During all the years he had lived in Minneapolis, the airline he had to fly most often was Northwest. A rational man such as he undoubtedly had a frequent-flyer account with Northwest. The explanation for his apparently bizarre choice was now obvious: He had to change planes in Minneapolis in order to add mileage to his Northwest account. He ranked that high enough in his personal scale of values to incur other costs, such as the possible inconvenience of bad weather in Minneapolis. Incentives matter! If you give people incentives that match their present ranking of values, they will likely select options that reflect those incentives. In my friend’s case, he chose Northwest Airlines over American or Delta. In my case, I chose oatmeal over eggs and bacon.

Are the Politicians Listening?

It seems all too apparent that American politicians do not know much about economics. It also seems obvious that they are uninformed about the principles of the economic way of thinking. In this case, they show an obstinate disregard for the importance of incentives when they frame public policy.

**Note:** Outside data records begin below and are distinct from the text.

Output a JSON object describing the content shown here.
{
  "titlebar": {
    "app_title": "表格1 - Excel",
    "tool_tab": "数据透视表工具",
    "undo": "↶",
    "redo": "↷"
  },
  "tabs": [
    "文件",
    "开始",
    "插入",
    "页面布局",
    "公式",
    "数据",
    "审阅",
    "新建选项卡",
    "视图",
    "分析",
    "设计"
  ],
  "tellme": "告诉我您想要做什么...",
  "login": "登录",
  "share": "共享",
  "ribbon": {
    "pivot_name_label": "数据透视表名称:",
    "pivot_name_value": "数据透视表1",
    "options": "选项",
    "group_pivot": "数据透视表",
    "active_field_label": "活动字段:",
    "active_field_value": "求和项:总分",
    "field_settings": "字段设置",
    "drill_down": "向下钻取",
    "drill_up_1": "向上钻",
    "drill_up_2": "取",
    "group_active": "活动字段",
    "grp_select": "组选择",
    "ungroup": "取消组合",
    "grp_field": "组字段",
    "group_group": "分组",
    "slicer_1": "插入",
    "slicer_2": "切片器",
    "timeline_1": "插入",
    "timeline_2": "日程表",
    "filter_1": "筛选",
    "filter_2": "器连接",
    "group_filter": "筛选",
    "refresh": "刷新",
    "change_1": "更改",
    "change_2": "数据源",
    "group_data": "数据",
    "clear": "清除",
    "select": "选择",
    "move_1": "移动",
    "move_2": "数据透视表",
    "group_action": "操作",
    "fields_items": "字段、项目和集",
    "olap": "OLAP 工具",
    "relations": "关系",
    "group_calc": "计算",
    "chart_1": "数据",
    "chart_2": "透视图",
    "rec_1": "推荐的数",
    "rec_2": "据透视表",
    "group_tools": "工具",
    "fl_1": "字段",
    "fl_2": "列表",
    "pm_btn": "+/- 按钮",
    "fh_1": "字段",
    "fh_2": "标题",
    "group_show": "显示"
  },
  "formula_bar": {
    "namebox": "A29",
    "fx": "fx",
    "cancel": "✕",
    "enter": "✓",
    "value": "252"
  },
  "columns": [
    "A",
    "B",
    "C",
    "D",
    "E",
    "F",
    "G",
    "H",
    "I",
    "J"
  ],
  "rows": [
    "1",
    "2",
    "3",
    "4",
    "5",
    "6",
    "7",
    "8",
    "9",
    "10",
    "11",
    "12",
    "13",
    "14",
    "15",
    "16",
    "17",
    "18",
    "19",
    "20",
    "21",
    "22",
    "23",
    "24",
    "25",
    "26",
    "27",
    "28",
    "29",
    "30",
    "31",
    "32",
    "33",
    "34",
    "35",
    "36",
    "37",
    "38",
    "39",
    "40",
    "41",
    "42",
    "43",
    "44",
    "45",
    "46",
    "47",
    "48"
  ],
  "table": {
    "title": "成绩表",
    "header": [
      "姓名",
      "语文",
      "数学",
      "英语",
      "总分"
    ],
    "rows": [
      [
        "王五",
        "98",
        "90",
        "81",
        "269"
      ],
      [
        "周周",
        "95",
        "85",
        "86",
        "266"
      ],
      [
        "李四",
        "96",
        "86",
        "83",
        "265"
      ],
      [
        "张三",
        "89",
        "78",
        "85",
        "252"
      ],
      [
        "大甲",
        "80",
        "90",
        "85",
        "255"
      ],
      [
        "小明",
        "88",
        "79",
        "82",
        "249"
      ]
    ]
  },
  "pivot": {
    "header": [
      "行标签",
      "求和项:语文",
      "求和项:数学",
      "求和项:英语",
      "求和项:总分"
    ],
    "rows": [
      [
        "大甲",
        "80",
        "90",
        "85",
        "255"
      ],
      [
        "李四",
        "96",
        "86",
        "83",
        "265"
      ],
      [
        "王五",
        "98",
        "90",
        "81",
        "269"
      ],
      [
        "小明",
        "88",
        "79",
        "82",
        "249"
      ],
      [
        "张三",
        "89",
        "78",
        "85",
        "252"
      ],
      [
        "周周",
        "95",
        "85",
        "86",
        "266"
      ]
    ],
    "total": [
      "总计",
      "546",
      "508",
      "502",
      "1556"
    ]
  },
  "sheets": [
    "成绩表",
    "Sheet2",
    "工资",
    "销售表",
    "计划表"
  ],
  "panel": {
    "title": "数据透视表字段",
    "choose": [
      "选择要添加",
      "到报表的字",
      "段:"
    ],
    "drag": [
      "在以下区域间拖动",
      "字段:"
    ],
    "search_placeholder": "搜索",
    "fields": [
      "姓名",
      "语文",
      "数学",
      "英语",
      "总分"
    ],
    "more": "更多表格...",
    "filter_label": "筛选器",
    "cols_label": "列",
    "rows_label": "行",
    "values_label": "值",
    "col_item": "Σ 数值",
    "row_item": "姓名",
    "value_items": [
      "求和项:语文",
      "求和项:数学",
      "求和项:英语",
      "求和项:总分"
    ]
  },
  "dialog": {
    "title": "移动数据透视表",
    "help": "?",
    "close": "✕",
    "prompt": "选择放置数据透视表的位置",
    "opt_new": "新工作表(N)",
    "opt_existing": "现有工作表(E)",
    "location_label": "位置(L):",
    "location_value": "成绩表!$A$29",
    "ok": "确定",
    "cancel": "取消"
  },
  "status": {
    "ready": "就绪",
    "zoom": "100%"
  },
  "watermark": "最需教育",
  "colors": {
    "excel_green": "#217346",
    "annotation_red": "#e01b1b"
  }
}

When our society establishes programs that provide unemployed people with benefits that approximate or even exceed what they would earn working (after taxes), one can safely predict that many of these people will choose not to work. When a welfare program provides incentives for unmarried women who become pregnant to remain unmarried, we should not be surprised when the illegitimacy rate begins to increase. When minimum wage laws give employers incentives not to hire unskilled employees, we should not be surprised when the rate of unemployment for such workers goes up.

In economics, you get what you pay for. If you give people incentives to do A rather than B, the number of people who choose A—all other things being equal—will increase. Of course, this principle holds lessons for more than just politicians. If we reflect more on what makes us tick, our own actions will become clearer to us. We’ll also gain new insight in how to have a more positive influence on the choices made by others.